Bed bug infestations in the US have become so common, for instance in hotels, apartments, colleges and homes, that insurance companies are starting to offer new plans to hotels and residential property managers.
One insurer, New York-based Willis North America, announced their new plan at the end of June, explaining that that bed bug infestations “have given rise to a range of allegations and claims including bodily injury, property damage, and mental anguish”.
The financial damage comes not only from getting rid of the infestation, but also loss of income, and expenses from “managing the crisis”.
John Lafakis, Senior Vice President at Willis and Program Manager for their new bed bug insurance plan, said bed bug outbreaks can also damage an organization’s reputation or brand. Their bed bug insurance includes a 24/7 crisis hotline, and the services of an expert team to deal with regulators, public health authorities, customers, employees, and the press.
Lafakis told the Los Angeles Times recently that legislators in the state of New York Assembly are also trying to make it mandatory for insurance companies to offer bed bug cover.
Greg Gatti, a director at Aon Risk Solutions, another company that also recently announced a new policy to cover bed bugs, told the LA Times:
“Ten years ago it was considered a minor pest issue.”
In fact, bed bugs have lived with humans for thousands of years, feasting on their blood as they sleep. Numbers dwindled significantly after World War II, when DDT was used to eradicate them from many countries. But then we banned DDT because it contains cancer-causing toxins and was killing off wildlife. So since then, bed bugs have been creeping back into hotels, hospitals, homeless shelters, and other places where there is a high turnover of overnight human guests.

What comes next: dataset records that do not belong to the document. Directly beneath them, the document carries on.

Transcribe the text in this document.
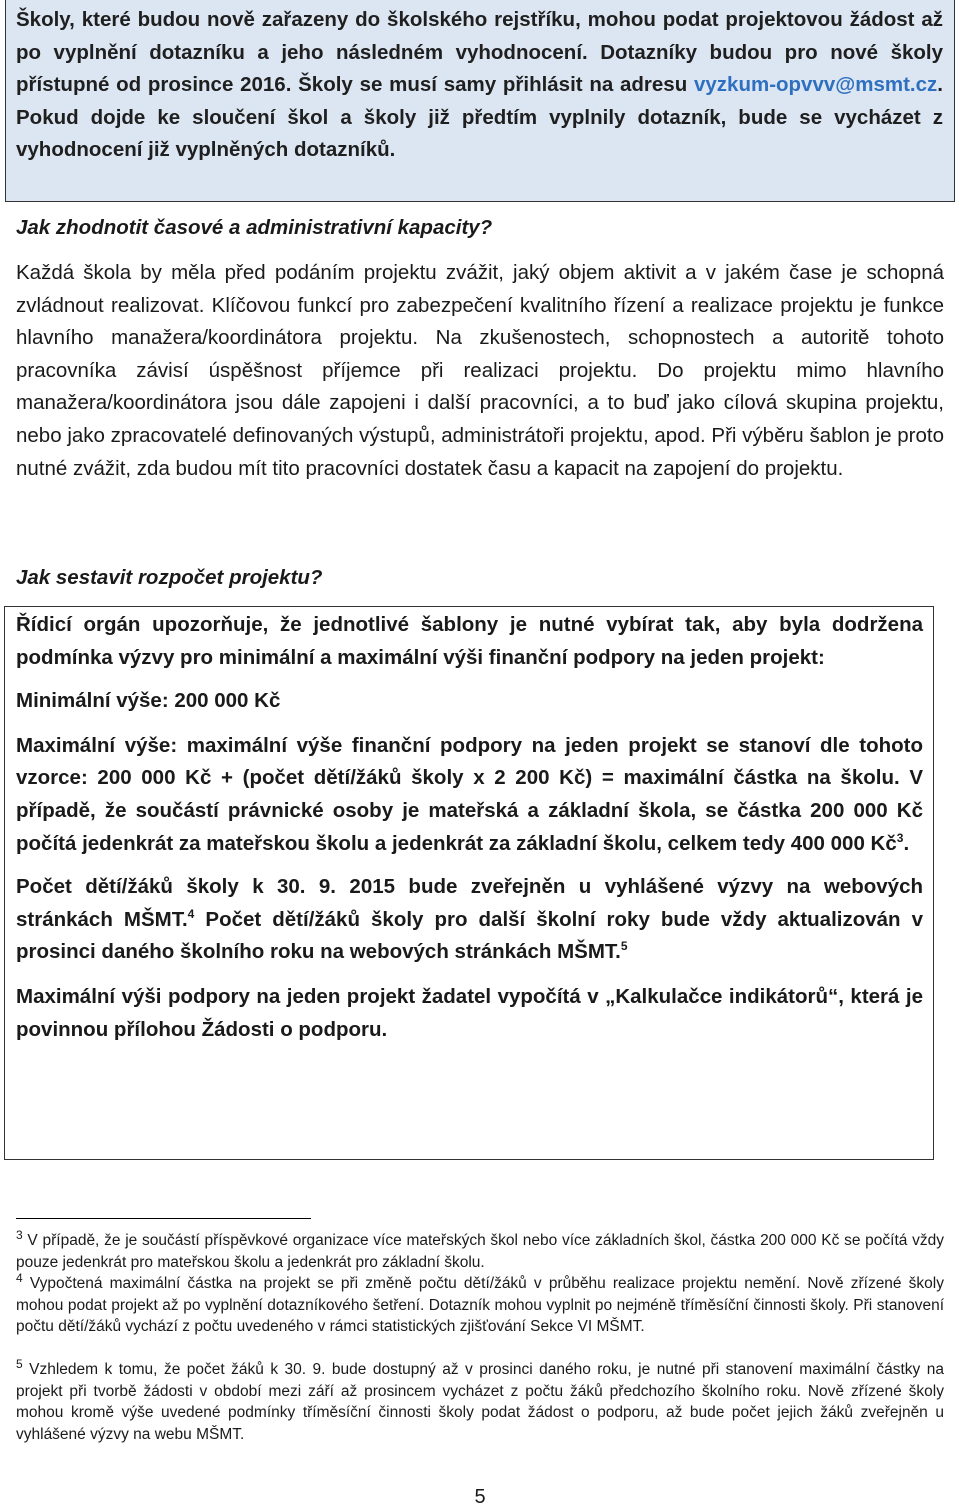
Školy, které budou nově zařazeny do školského rejstříku, mohou podat projektovou žádost až po vyplnění dotazníku a jeho následném vyhodnocení. Dotazníky budou pro nové školy přístupné od prosince 2016. Školy se musí samy přihlásit na adresu vyzkum-opvvv@msmt.cz. Pokud dojde ke sloučení škol a školy již předtím vyplnily dotazník, bude se vycházet z vyhodnocení již vyplněných dotazníků.

Jak zhodnotit časové a administrativní kapacity?

Každá škola by měla před podáním projektu zvážit, jaký objem aktivit a v jakém čase je schopná zvládnout realizovat. Klíčovou funkcí pro zabezpečení kvalitního řízení a realizace projektu je funkce hlavního manažera/koordinátora projektu. Na zkušenostech, schopnostech a autoritě tohoto pracovníka závisí úspěšnost příjemce při realizaci projektu. Do projektu mimo hlavního manažera/koordinátora jsou dále zapojeni i další pracovníci, a to buď jako cílová skupina projektu, nebo jako zpracovatelé definovaných výstupů, administrátoři projektu, apod. Při výběru šablon je proto nutné zvážit, zda budou mít tito pracovníci dostatek času a kapacit na zapojení do projektu.

Jak sestavit rozpočet projektu?

Řídicí orgán upozorňuje, že jednotlivé šablony je nutné vybírat tak, aby byla dodržena podmínka výzvy pro minimální a maximální výši finanční podpory na jeden projekt:

Minimální výše: 200 000 Kč

Maximální výše: maximální výše finanční podpory na jeden projekt se stanoví dle tohoto vzorce: 200 000 Kč + (počet dětí/žáků školy x 2 200 Kč) = maximální částka na školu. V případě, že součástí právnické osoby je mateřská a základní škola, se částka 200 000 Kč počítá jedenkrát za mateřskou školu a jedenkrát za základní školu, celkem tedy 400 000 $Kč^3$.

Počet dětí/žáků školy k 30. 9. 2015 bude zveřejněn u vyhlášené výzvy na webových stránkách MŠMT.$^4$ Počet dětí/žáků školy pro další školní roky bude vždy aktualizován v prosinci daného školního roku na webových stránkách MŠMT.$^5$

Maximální výši podpory na jeden projekt žadatel vypočítá v „Kalkulačce indikátorů“, která je povinnou přílohou Žádosti o podporu.

$^3$ V případě, že je součástí příspěvkové organizace více mateřských škol nebo více základních škol, částka 200 000 Kč se počítá vždy pouze jedenkrát pro mateřskou školu a jedenkrát pro základní školu.

$^4$ Vypočtená maximální částka na projekt se při změně počtu dětí/žáků v průběhu realizace projektu nemění. Nově zřízené školy mohou podat projekt až po vyplnění dotazníkového šetření. Dotazník mohou vyplnit po nejméně tříměsíční činnosti školy. Při stanovení počtu dětí/žáků vychází z počtu uvedeného v rámci statistických zjišťování Sekce VI MŠMT.

$^5$ Vzhledem k tomu, že počet žáků k 30. 9. bude dostupný až v prosinci daného roku, je nutné při stanovení maximální částky na projekt při tvorbě žádosti v období mezi září až prosincem vycházet z počtu žáků předchozího školního roku. Nově zřízené školy mohou kromě výše uvedené podmínky tříměsíční činnosti školy podat žádost o podporu, až bude počet jejich žáků zveřejněn u vyhlášené výzvy na webu MŠMT.

5
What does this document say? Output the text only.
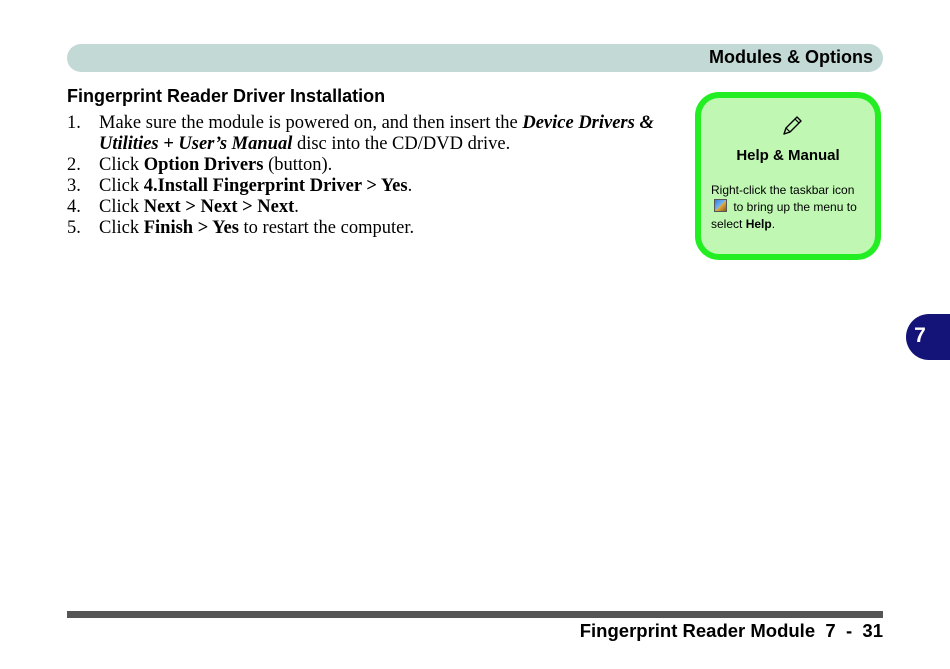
Modules & Options
Fingerprint Reader Driver Installation
1. Make sure the module is powered on, and then insert the Device Drivers & Utilities + User’s Manual disc into the CD/DVD drive.
2. Click Option Drivers (button).
3. Click 4.Install Fingerprint Driver > Yes.
4. Click Next > Next > Next.
5. Click Finish > Yes to restart the computer.
Help & Manual
Right-click the taskbar icon
to bring up the menu to select Help.
7
Fingerprint Reader Module 7  -  31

Bed bugs (Cimex lectularius) are small flat oval-shaped parasitic insects about the size of an apple seed. They are brownish red in color and go unnoticed to the casual observer.
They come out at night to feed on the blood of sleeping humans and animals and then retreat to any small crack and crevice they can find. This includes places where you may never think to search, such as cracks in walls, headboards, seams of lampshades, carpet joins and edges.
If disturbed, bed bugs will move and hide in even more remote areas, which is why they are so difficult to get rid of once an infestation has taken hold. They can also live for several months without a feed, so you may think you’ve got rid of them only to find they return weeks later.
According to the US Centers for Disease Control and Prevention (CDC), although bed bugs have traditionally been seen as a problem of developing countries, they are increasing rapidly in parts of the US, Canada, the UK and other European nations.
“Bed bugs have been found in five-star hotels and resorts and their presence is not determined by the cleanliness of the living conditions where they are found,” say the CDC.
There are several suggestions as to why bed bugs are now so prevalent. One reason is they have developed resistance to many pesticides, and another is that humans are now globetrotting on a scale not seen before.
Information issued to travelling students at the University of Minnesota contains detailed instructions on how to inspect personal effects to look for signs of bed bugs. This includes looking carefully inside seams, cracks and folds of material such as bags, shoes, and clothing. If you find any, then put the offending item in a plastic bag, they suggest. If you can wash it in a washing machine, then set it to the hottest the fabric can stand. If you can’t, then use hot water and a scrubbing brush to remove the bugs. Dispose of the plastic bag in a sealed garbage bag, and if you take any items that might be infected to the dry cleaners tell them about your suspicions.
Many experts suggest you seek help from a professional pest control company if you think your house is infested, because there are so many places the bugs could be hiding in.
The chair of the Connecticut Coalition Against Bed Bugs, Gale E. Ridge, an entomologist and bed bug specialist at the Connecticut Agricultural Experiment Station in New Haven, told the LA Times she has even found bed bugs in the TV remote. You won’t find them on your body, because unlike lice, they “want to get off of you as soon as they can and get back to their refuge,” she explained.
Fortunately, although their bites itch and can turn into unsightly welts, bed bugs do not as yet carry human diseases, although some sources suggest it is just a matter of time before an opportunistic pathogen starts hitching a ride. In fact, it has recently been suggested they carry the superbug MRSA.